Feb 16, 2026
Open-Field Locomotion Assay with Optogenetic Stimulation
- Cristian González-Cabrera1,
- Matthias Prigge1
- 1Leibniz Institute for Neurobiology, Magdeburg, Germany
Protocol Citation: Cristian González-Cabrera, Matthias Prigge 2026. Open-Field Locomotion Assay with Optogenetic Stimulation. protocols.io https://dx.doi.org/10.17504/protocols.io.8epv55m35v1b/v1
License: This is an open access protocol distributed under the terms of the Creative Commons Attribution License, which permits unrestricted use, distribution, and reproduction in any medium, provided the original author and source are credited
Protocol status: Working
We use this protocol and it's working
Created: February 16, 2026
Last Modified: February 16, 2026
Protocol Integer ID: 243353
Keywords: locomotor responses during optogenetic manipulation, field locomotion assay with optogenetic stimulation, optogenetic stimulation, locomotor response, specific manipulation of vta neuron, optogenetic manipulation, optical stimulation, vta neuron, field locomotion assay, presynaptic terminal, pno pathway, vtapno projection, controlled illumination condition, directional movement parameter, offline for directional movement parameter, vta somata
Abstract
This protocol describes the open-field assay used to quantify locomotor responses during optogenetic manipulation of the VTA–PnO pathway. Experiments were conducted under controlled illumination conditions during the light phase and synchronized with optical stimulation delivered either to VTA somata (DAT-Cre experiments) or to presynaptic terminals (GAD2 experiments). The VTAPnO projection-defined subpopulation was selectively labeled using a retrograde Flp-dependent targeting strategy, enabling specific manipulation of VTA neurons projecting to the PnO. Locomotor behavior was recorded using overhead video acquisition and analyzed offline for directional movement parameters.
Guidelines
**Critical Steps**
- Maintain consistent illumination (50 lux) across sessions.

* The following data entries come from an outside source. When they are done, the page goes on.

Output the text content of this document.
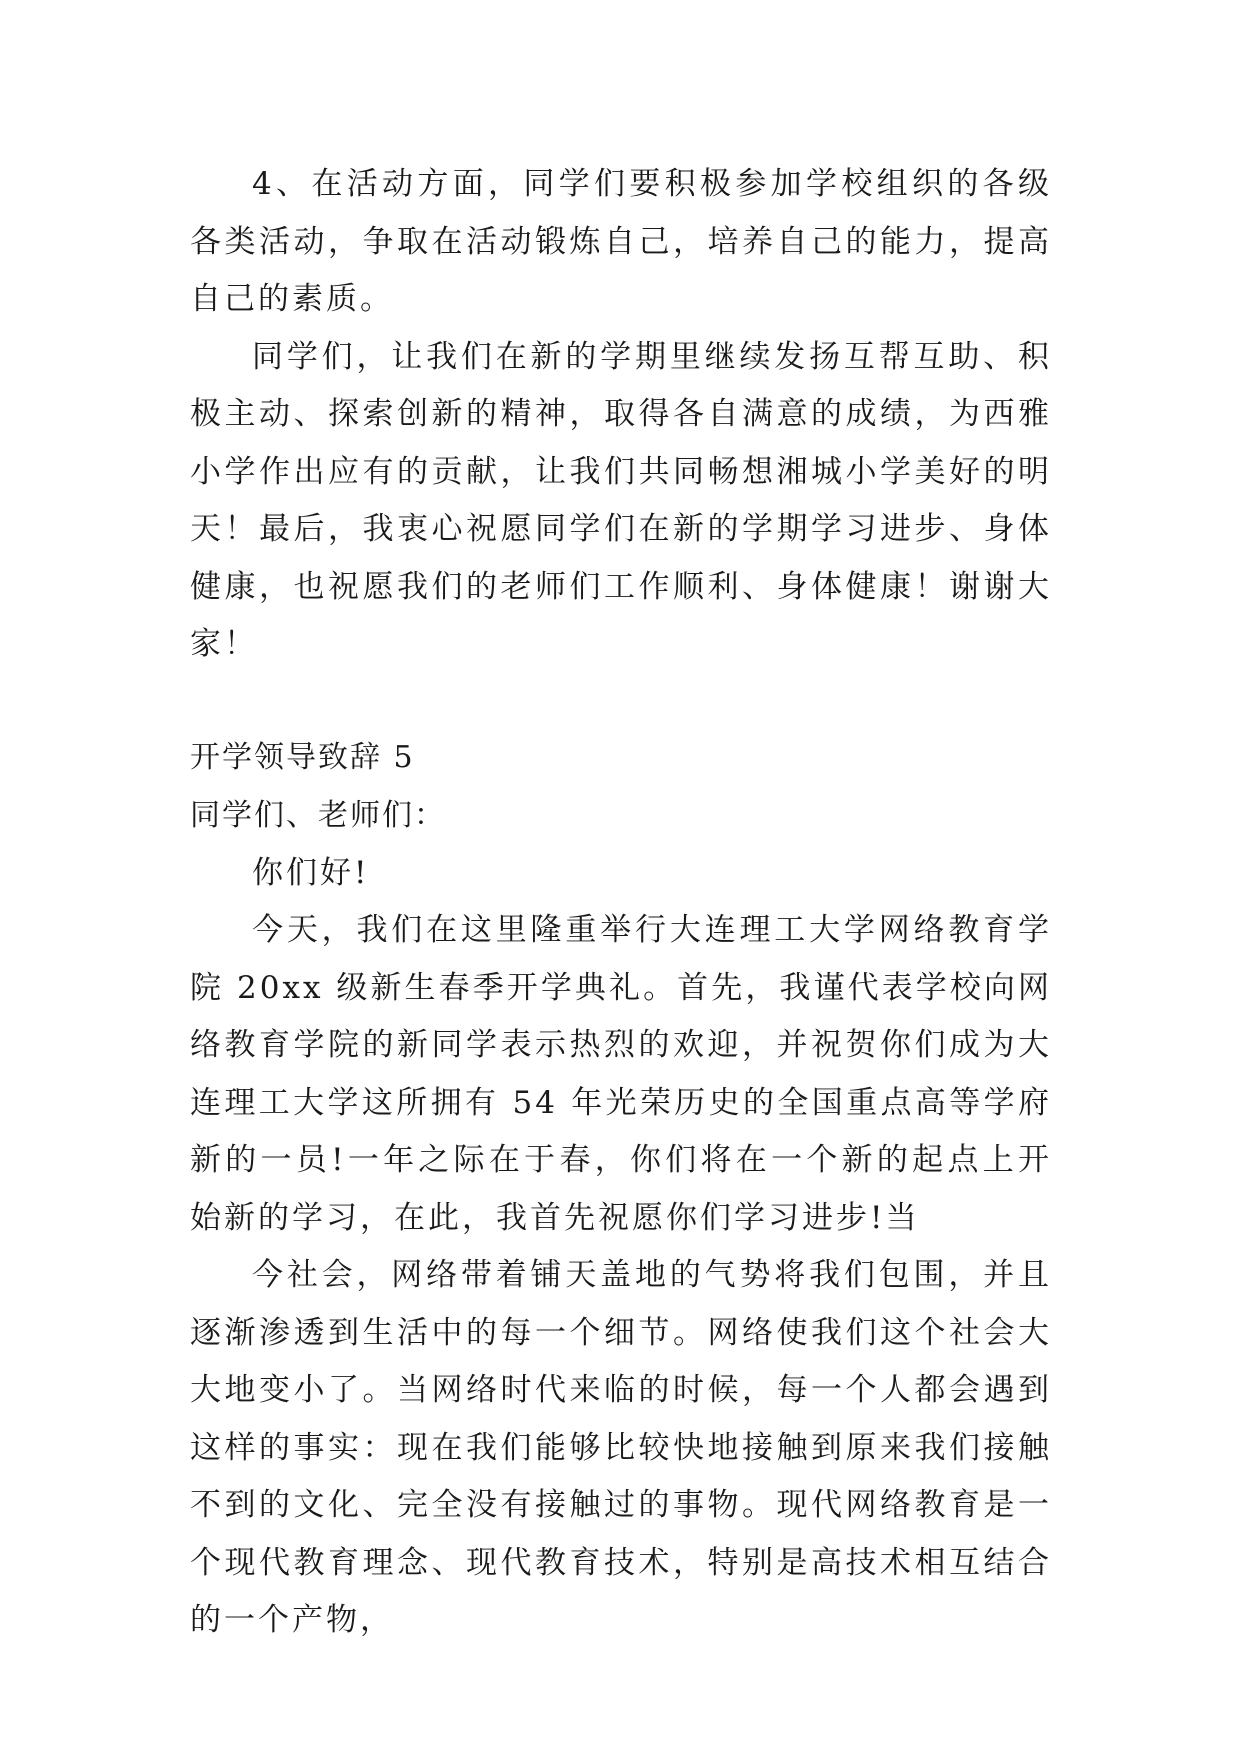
4、在活动方面，同学们要积极参加学校组织的各级各类活动，争取在活动锻炼自己，培养自己的能力，提高自己的素质。

同学们，让我们在新的学期里继续发扬互帮互助、积极主动、探索创新的精神，取得各自满意的成绩，为西雅小学作出应有的贡献，让我们共同畅想湘城小学美好的明天！最后，我衷心祝愿同学们在新的学期学习进步、身体健康，也祝愿我们的老师们工作顺利、身体健康！谢谢大家！

开学领导致辞 5

同学们、老师们：

你们好!

今天，我们在这里隆重举行大连理工大学网络教育学院 20xx 级新生春季开学典礼。首先，我谨代表学校向网络教育学院的新同学表示热烈的欢迎，并祝贺你们成为大连理工大学这所拥有 54 年光荣历史的全国重点高等学府新的一员!一年之际在于春，你们将在一个新的起点上开始新的学习，在此，我首先祝愿你们学习进步!当

今社会，网络带着铺天盖地的气势将我们包围，并且逐渐渗透到生活中的每一个细节。网络使我们这个社会大大地变小了。当网络时代来临的时候，每一个人都会遇到这样的事实：现在我们能够比较快地接触到原来我们接触不到的文化、完全没有接触过的事物。现代网络教育是一个现代教育理念、现代教育技术，特别是高技术相互结合的一个产物，
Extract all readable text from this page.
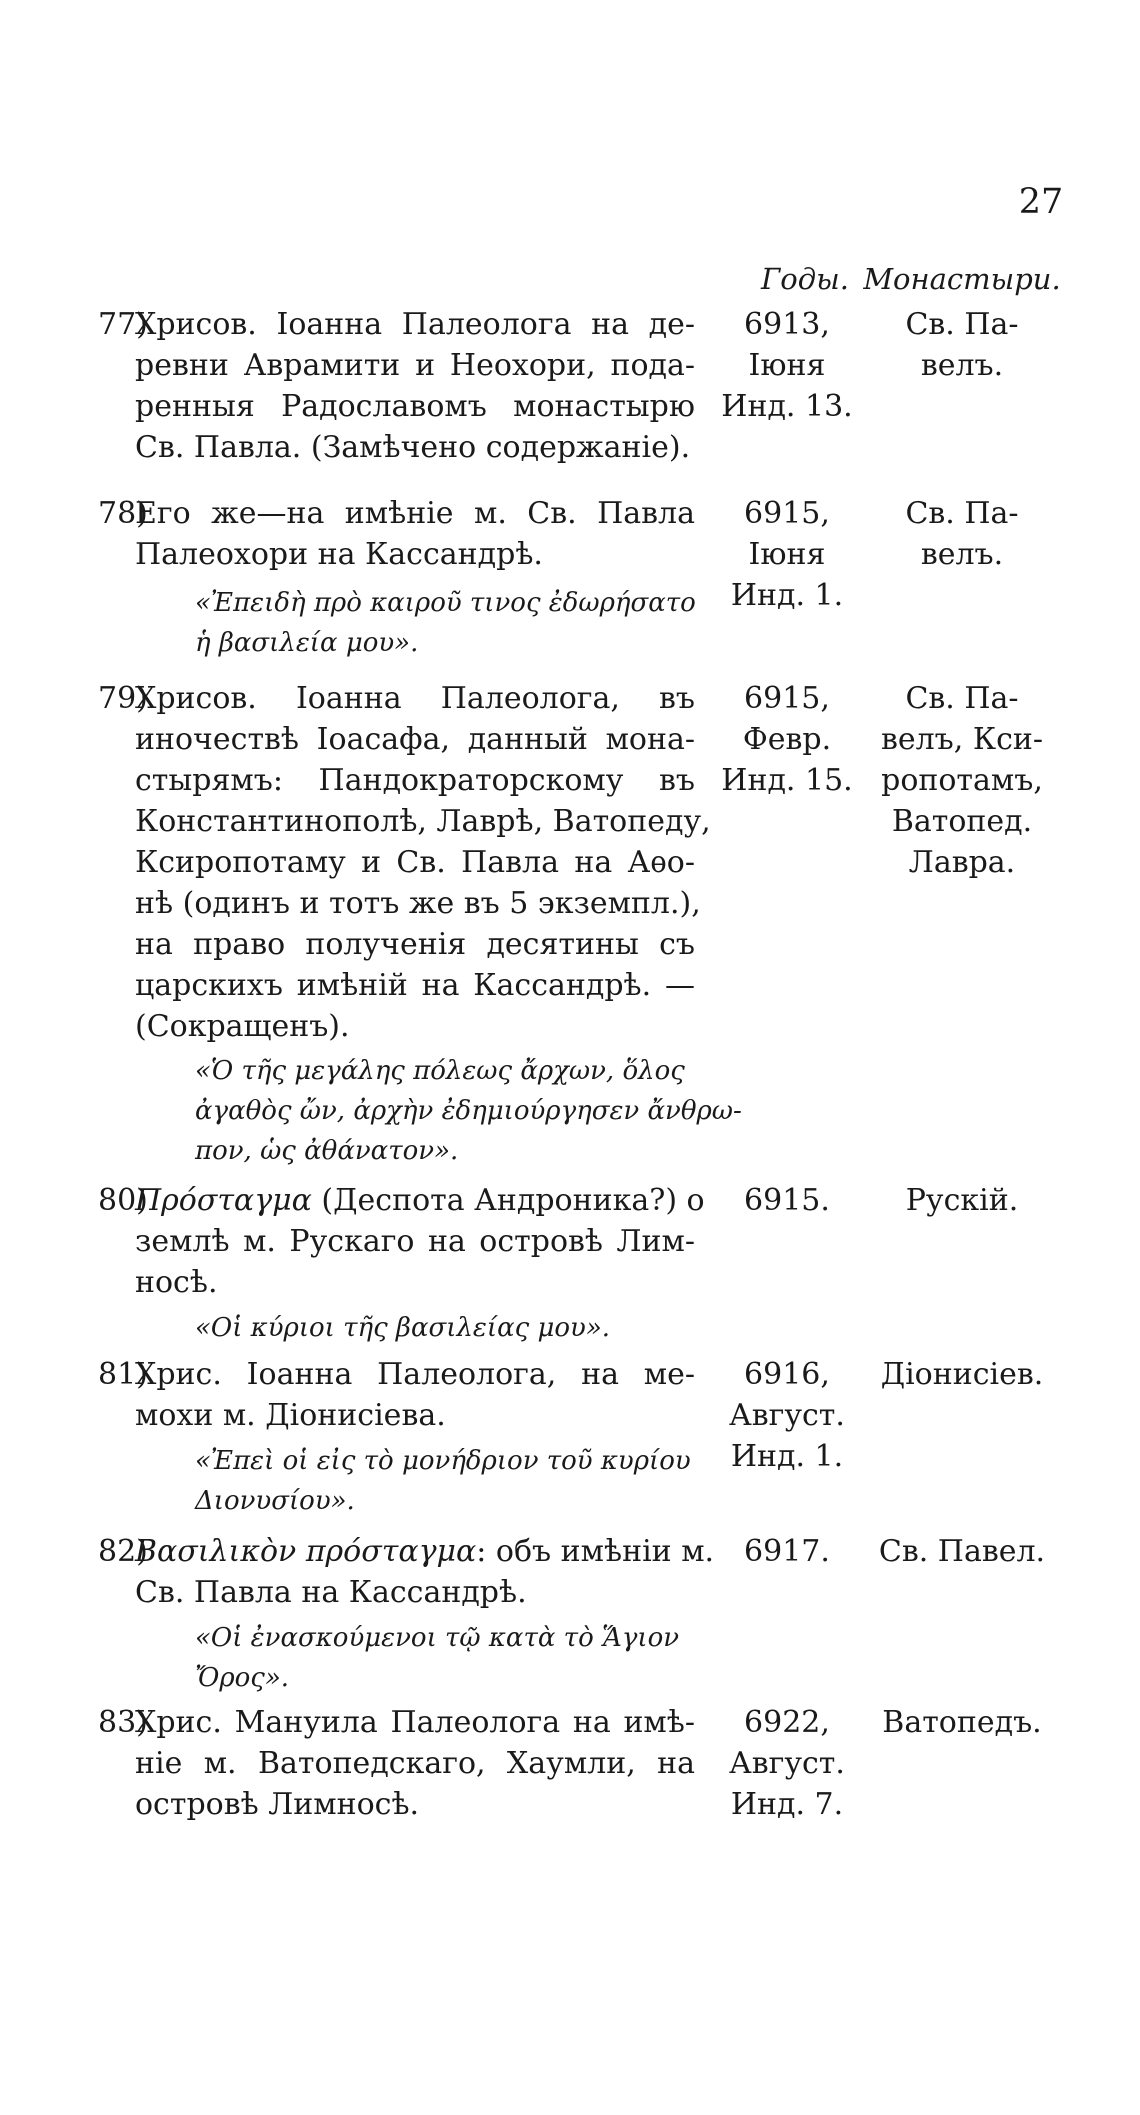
27
Годы. Монастыри.
77)
Хрисов. Іоанна Палеолога на де-
ревни Аврамити и Неохори, пода-
ренныя Радославомъ монастырю
Св. Павла. (Замѣчено содержаніе).
6913,
Іюня
Инд. 13.
Св. Па-
велъ.
78)
Его же—на имѣніе м. Св. Павла
Палеохори на Кассандрѣ.
«Ἐπειδὴ πρὸ καιροῦ τινος ἐδωρήσατο
ἡ βασιλεία μου».
6915,
Іюня
Инд. 1.
Св. Па-
велъ.
79)
Хрисов. Іоанна Палеолога, въ
иночествѣ Іоасафа, данный мона-
стырямъ: Пандократорскому въ
Константинополѣ, Лаврѣ, Ватопеду,
Ксиропотаму и Св. Павла на Аѳо-
нѣ (одинъ и тотъ же въ 5 экземпл.),
на право полученія десятины съ
царскихъ имѣній на Кассандрѣ. —
(Сокращенъ).
«Ὁ τῆς μεγάλης πόλεως ἄρχων, ὅλος
ἀγαθὸς ὤν, ἀρχὴν ἐδημιούργησεν ἄνθρω-
πον, ὡς ἀθάνατον».
6915,
Февр.
Инд. 15.
Св. Па-
велъ, Кси-
ропотамъ,
Ватопед.
Лавра.
80)
Πρόσταγμα (Деспота Андроника?) о
землѣ м. Рускаго на островѣ Лим-
носѣ.
«Οἱ κύριοι τῆς βασιλείας μου».
6915.	Рускій.
81)
Хрис. Іоанна Палеолога, на ме-
мохи м. Діонисіева.
«Ἐπεὶ οἱ εἰς τὸ μονήδριον τοῦ κυρίου
Διονυσίου».
6916,
Август.
Инд. 1.
Діонисіев.
82)
Βασιλικὸν πρόσταγμα: объ имѣніи м.
Св. Павла на Кассандрѣ.
«Οἱ ἐνασκούμενοι τῷ κατὰ τὸ Ἅγιον
Ὄρος».
6917.	Св. Павел.
83)
Хрис. Мануила Палеолога на имѣ-
ніе м. Ватопедскаго, Хаумли, на
островѣ Лимносѣ.
6922,
Август.
Инд. 7.
Ватопедъ.
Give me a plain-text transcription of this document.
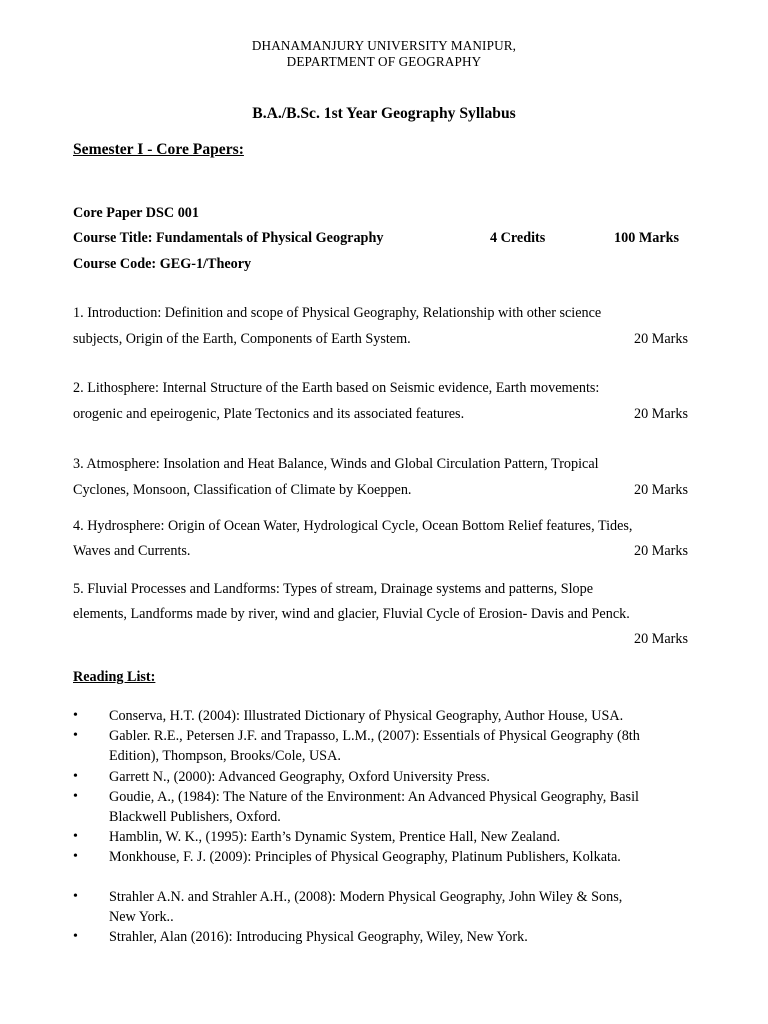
DHANAMANJURY UNIVERSITY MANIPUR,
DEPARTMENT OF GEOGRAPHY
B.A./B.Sc. 1st Year Geography Syllabus
Semester I - Core Papers:
Core Paper DSC 001
Course Title: Fundamentals of Physical Geography	4 Credits	100 Marks
Course Code: GEG-1/Theory
1. Introduction: Definition and scope of Physical Geography, Relationship with other science
subjects, Origin of the Earth, Components of Earth System.	20 Marks
2. Lithosphere: Internal Structure of the Earth based on Seismic evidence, Earth movements:
orogenic and epeirogenic, Plate Tectonics and its associated features.	20 Marks
3. Atmosphere: Insolation and Heat Balance, Winds and Global Circulation Pattern, Tropical
Cyclones, Monsoon, Classification of Climate by Koeppen.	20 Marks
4. Hydrosphere: Origin of Ocean Water, Hydrological Cycle, Ocean Bottom Relief features, Tides,
Waves and Currents.	20 Marks
5. Fluvial Processes and Landforms: Types of stream, Drainage systems and patterns, Slope
elements, Landforms made by river, wind and glacier, Fluvial Cycle of Erosion- Davis and Penck.
20 Marks
Reading List:
• Conserva, H.T. (2004): Illustrated Dictionary of Physical Geography, Author House, USA.
• Gabler. R.E., Petersen J.F. and Trapasso, L.M., (2007): Essentials of Physical Geography (8th
Edition), Thompson, Brooks/Cole, USA.
• Garrett N., (2000): Advanced Geography, Oxford University Press.
• Goudie, A., (1984): The Nature of the Environment: An Advanced Physical Geography, Basil
Blackwell Publishers, Oxford.
• Hamblin, W. K., (1995): Earth’s Dynamic System, Prentice Hall, New Zealand.
• Monkhouse, F. J. (2009): Principles of Physical Geography, Platinum Publishers, Kolkata.
• Strahler A.N. and Strahler A.H., (2008): Modern Physical Geography, John Wiley & Sons,
New York..
• Strahler, Alan (2016): Introducing Physical Geography, Wiley, New York.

- Measure optical output at the fiber tip immediately before each session and adjust to 5 mW.
- Ensure stable patch cord positioning to avoid torque-induced artifacts.
- Maintain consistent stimulation timing parameters across animals.
Materials
**Arena**
- Square open-field arena: 50 cm × 50 cm
- Opaque walls
- Uniform illumination: 50 lux
- Experiments performed during the light phase
**Video Recording**
- Overhead camera
- Frame rate: 30 frames per second
- Continuous recording throughout session
- Stimulation synchronized via TTL or equivalent digital trigger
Troubleshooting
Before start
Immediately before each behavioral session, optical output was measured at the tip of the implanted fiber using a calibrated power meter. Output power was adjusted to 5 mW at the fiber tip before starting the experiment.
Procedure
Connect the optic patch cord to the implanted ferrule. Verify proper connection and ensure free cable movement. Place the mouse in the center of the open-field arena.
Begin video acquisition.
Deliver repeated stimulation cycles consisting of:
3 seconds stimulation
10 seconds pause
Continue cycles for a total duration of 5 minutes. Ensure synchronization between stimulation onset and video timestamps.
After 5 minutes, stop stimulation and recording. Disconnect the patch cord and return the animal to its home cage.
Data Acquisition and Synchronization
Stimulation onset timestamps were recorded.
Video frames were aligned to stimulation epochs for peri-stimulus analysis.
Directional locomotion metrics were extracted offline.